An Heiligabend kam in einem öffentlich-rechtlichen Nachrichtenprogramm eine Strecke über die Tsunami-Katastrophe, es wurden viele herzzerreißende Bilder zerstörter Familien gezeigt. Deutscher Urlauber nämlich. Da ist ausnahmsweise mal eine der unzähligen Dritte-Welt-Katastrophen ganz nah an Deutschland herangerückt und plötzlich sind wir betroffen. Nicht um der Millionen Menschen willen, die jedes Jahr mit Fluten und Not umgehen müssen, wie in Bangladesh, mit Hunger und Krankheiten wie in Zentralafrika, betroffen sind wir nur um unserer selbst willen. Der Mensch ist sich selbst eben doch immer noch der Nächste. 112.000 Tote beim Erdbeben sind schrecklich.

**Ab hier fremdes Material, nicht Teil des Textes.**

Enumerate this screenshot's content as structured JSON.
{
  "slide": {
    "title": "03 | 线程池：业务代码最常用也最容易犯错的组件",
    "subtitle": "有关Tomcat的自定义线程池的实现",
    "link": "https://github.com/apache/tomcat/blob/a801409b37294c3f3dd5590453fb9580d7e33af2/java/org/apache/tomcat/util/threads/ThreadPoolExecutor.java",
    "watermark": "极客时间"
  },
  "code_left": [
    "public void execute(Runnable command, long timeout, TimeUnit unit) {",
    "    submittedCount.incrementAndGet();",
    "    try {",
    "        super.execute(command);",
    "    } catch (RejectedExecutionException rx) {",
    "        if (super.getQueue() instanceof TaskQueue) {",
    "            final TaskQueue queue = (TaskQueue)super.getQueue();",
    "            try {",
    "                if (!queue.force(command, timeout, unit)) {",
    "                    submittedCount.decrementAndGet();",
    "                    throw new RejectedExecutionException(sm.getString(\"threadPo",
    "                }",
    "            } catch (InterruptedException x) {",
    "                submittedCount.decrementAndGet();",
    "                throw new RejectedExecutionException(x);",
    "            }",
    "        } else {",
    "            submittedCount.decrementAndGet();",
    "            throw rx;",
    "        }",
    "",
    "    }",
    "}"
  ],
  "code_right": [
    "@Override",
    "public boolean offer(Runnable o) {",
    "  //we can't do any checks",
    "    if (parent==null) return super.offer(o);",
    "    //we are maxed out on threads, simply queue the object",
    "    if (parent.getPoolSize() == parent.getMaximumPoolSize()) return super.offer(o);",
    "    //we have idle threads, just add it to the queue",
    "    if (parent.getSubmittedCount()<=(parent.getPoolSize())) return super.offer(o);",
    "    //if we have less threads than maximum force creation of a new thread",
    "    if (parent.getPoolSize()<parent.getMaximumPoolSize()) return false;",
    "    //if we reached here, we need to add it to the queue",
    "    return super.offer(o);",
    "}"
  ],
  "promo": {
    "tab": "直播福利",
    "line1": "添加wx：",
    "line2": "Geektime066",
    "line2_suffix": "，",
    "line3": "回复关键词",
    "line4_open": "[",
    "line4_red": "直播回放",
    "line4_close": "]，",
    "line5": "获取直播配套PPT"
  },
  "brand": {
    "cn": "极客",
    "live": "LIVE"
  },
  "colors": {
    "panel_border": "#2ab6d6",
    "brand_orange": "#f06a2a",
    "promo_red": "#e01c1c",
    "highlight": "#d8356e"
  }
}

Aber was zum Teufel ist mit den 24.000 Menschen – vor allem Kindern – die jeden Tag an Hunger und dessen Folgen sterben? 24.000 Menschen, das ist jeden Tag eine deutsche Kleindstadt. Das macht 8 Millionen Menschen jedes Jahr – und welche Zeitung würde darüber in gleicher Weise berichten? 100.000 Tote bei Naturkatastrophen sind Auflage, Millionen Tote auf weit weniger spektaktuläre Weise ohne Bilder bei denen man sich gemütlich mit einem Becher Kaffee am Frühstückstisch gruseln kann, hingegen nicht. Hunger ist ja so alltäglich, so schäbig, so gewöhnlich. Viel weniger fotogen, viel weniger eindrücklich zu beschreiben als Blut, Schweiß und Tränen.
So löblich, vorbildlich und wünschenswert auch die enorme Spendenbereitschaft in solchen Fällen ist – noch schöner wäre, wenn es auch ohne den großen Medienaufriß ginge.
* Durchaus vermeidbar, wenn man um das Problem weiß.